Revolt was better, even at the risk of damnation. To examine His Universe with the eyes of the critic and His Order with an eye to its improvement. The meek shunned Thought to save their souls; the reckless went forward knowing that a slip might send them to the furnace.
‘Thank you, John,’ he said, suddenly holding out his glass.
When the other poured gingerly, he raised his voice sharply. ‘Don’t stint.’
Father O’Sullivan, avoiding the eyes, poured again. He left the bottle on the table. The face disturbed him, its hard, staring eyes, its lips set thinly, the veins thick and blue in the temples.
‘And yourself?’ Father Giffley invited.
‘No, thank you,’ Father O’Sullivan said, indicating what was still left in his glass. ‘I have more than enough here as it is.’
‘Please yourself.’
That afternoon he had walked through the parish. The mood took him after lunch as he stared from the window of his room. At that time the tall, decaying houses, rising against a sky black with cloud, were waiting for the rain to begin. The gloom outside drew him. He went on impulse, without his overcoat or the walking-stick it was his habit to carry. He went through the streets with his hands clasped behind him, noting with a bitterness no longer new to him the signs of deprivation and poverty. Every rotten doorpost and shattered fanlight reflected his own decay. He had a craving for alcohol that made him no better than the dogs and the cats that nosed about the bins and the gutter. His hopes lay littered with the filth and the garbage of the streets. They were responsible, those pious superiors who had planted him in the middle of all this because he was proud and refused to fawn. The others drank afternoon tea and were at one with solid, middle-class people; he had refused to flatter the merchants. The others thought themselves of consequence, my lords the Reverends Pious and Priestly, the publicans’ sons from the arsehole of Ireland. Ho!—but vulgarity released pain, you with your silk hats for the respectable; soft, pitiless comfort for the destitute.

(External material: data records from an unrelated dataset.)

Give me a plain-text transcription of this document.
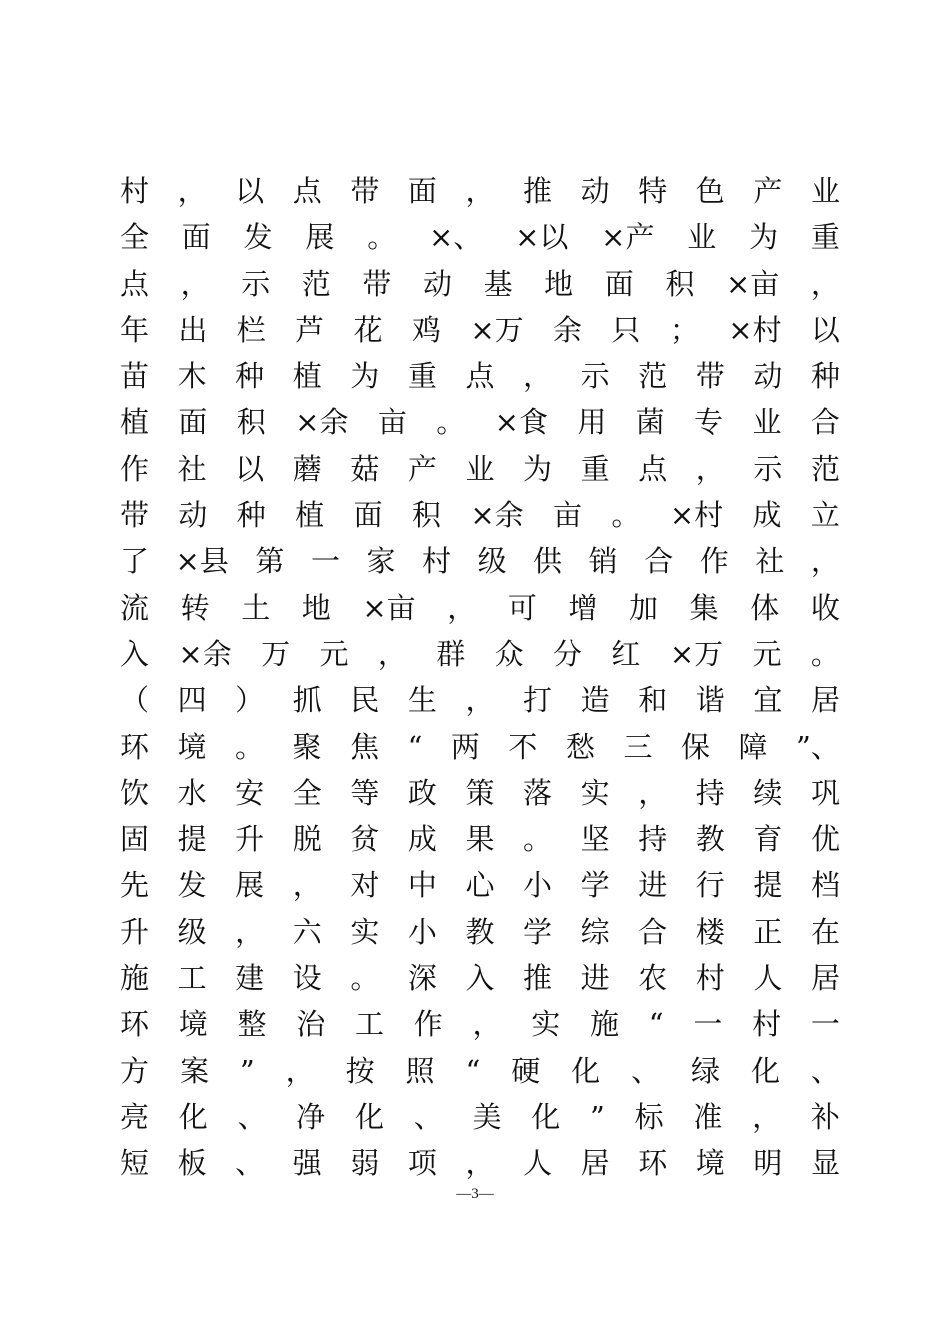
村 ， 以 点 带 面 ， 推 动 特 色 产 业
全 面 发 展 。 ×、 ×以 ×产 业 为 重
点 ， 示 范 带 动 基 地 面 积 ×亩 ，
年 出 栏 芦 花 鸡 ×万 余 只 ； ×村 以
苗 木 种 植 为 重 点 ， 示 范 带 动 种
植 面 积 ×余 亩 。 ×食 用 菌 专 业 合
作 社 以 蘑 菇 产 业 为 重 点 ， 示 范
带 动 种 植 面 积 ×余 亩 。 ×村 成 立
了 ×县 第 一 家 村 级 供 销 合 作 社 ，
流 转 土 地 ×亩 ， 可 增 加 集 体 收
入 ×余 万 元 ， 群 众 分 红 ×万 元 。
（ 四 ） 抓 民 生 ， 打 造 和 谐 宜 居
环 境 。 聚 焦 “ 两 不 愁 三 保 障 ”、
饮 水 安 全 等 政 策 落 实 ， 持 续 巩
固 提 升 脱 贫 成 果 。 坚 持 教 育 优
先 发 展 ， 对 中 心 小 学 进 行 提 档
升 级 ， 六 实 小 教 学 综 合 楼 正 在
施 工 建 设 。 深 入 推 进 农 村 人 居
环 境 整 治 工 作 ， 实 施 “ 一 村 一
方 案 ” ， 按 照 “ 硬 化 、 绿 化 、
亮 化 、 净 化 、 美 化 ” 标 准 ， 补
短 板 、 强 弱 项 ， 人 居 环 境 明 显
—3—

It began to rain, great blobs of sooty water that fell reluctantly, disturbing the dust and with it the malignant odours of street and sewer. Then the wind freshened and the rain started heavily, until even the dogs and the cats disappeared and he had the street to himself. He walked alone, coatless, his hands still clenched firmly against the small of his back.
He had been too long in the wasteland, at war with his superiors, deprived of the company of his intellectual equals. Not much, these equals of his, but equals, such as they were, and as such, necessary. Their absence had dragged him down. His pious superiors had anticipated that too. It was part of their plot against him. Had he been stronger, he might have triumphed over his surroundings. If he had less compassion he might have ignored them. Compassion—that was his undoing. He could be selfish and do little or nothing for people for whom nothing could be done anyhow. But he could not be blind, like the others. He felt. He saw. That was more than the Silk Hat Brigade had ever been capable of.

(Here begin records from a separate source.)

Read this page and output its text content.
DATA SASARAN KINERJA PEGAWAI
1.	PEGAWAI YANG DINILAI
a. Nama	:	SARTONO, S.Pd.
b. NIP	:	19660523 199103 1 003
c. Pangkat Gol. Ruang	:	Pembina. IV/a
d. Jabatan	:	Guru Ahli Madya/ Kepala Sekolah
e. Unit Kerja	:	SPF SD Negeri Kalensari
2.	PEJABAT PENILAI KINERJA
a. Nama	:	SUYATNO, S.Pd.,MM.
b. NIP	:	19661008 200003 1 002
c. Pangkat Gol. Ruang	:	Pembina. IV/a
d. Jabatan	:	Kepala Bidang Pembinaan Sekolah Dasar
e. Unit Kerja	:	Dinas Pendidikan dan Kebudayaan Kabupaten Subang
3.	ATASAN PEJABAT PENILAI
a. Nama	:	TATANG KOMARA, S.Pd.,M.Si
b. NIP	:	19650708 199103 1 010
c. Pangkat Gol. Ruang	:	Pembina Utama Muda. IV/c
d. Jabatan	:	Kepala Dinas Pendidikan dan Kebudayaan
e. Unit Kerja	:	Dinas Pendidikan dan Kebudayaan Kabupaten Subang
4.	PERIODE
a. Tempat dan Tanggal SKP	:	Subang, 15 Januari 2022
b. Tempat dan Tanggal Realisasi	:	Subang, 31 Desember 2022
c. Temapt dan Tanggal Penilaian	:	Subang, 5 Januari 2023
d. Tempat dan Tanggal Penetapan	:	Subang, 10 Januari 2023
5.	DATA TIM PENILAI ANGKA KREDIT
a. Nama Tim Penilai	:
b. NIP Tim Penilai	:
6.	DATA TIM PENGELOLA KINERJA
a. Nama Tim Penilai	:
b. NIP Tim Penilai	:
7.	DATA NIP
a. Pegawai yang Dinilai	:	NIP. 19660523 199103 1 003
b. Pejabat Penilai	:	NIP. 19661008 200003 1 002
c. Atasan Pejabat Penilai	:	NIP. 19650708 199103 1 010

The rain increased until his clothes clung so tightly against his body that it was hard to walk. All their spite hung over him, trapped between rain-soaked houses, leaking roofs, gutter gurgling, wind-tormented streets. As he walked he looked about for shelter, passing door after door endlessly, until above gas-lit windows and frames of blackened paint he saw, reading laboriously through the rain: ‘Choice Wines James Gill & Son, And Spirits’. And went in.
He had never been in a public house before and hesitated to find his bearings. The floor was bare wood, covered with a layer of sawdust. Three gas-lamps suspended in a row from the ceiling lit it. At the far end a group of men were in conversation. The man behind the counter had noticed him and stood transfixed with shock.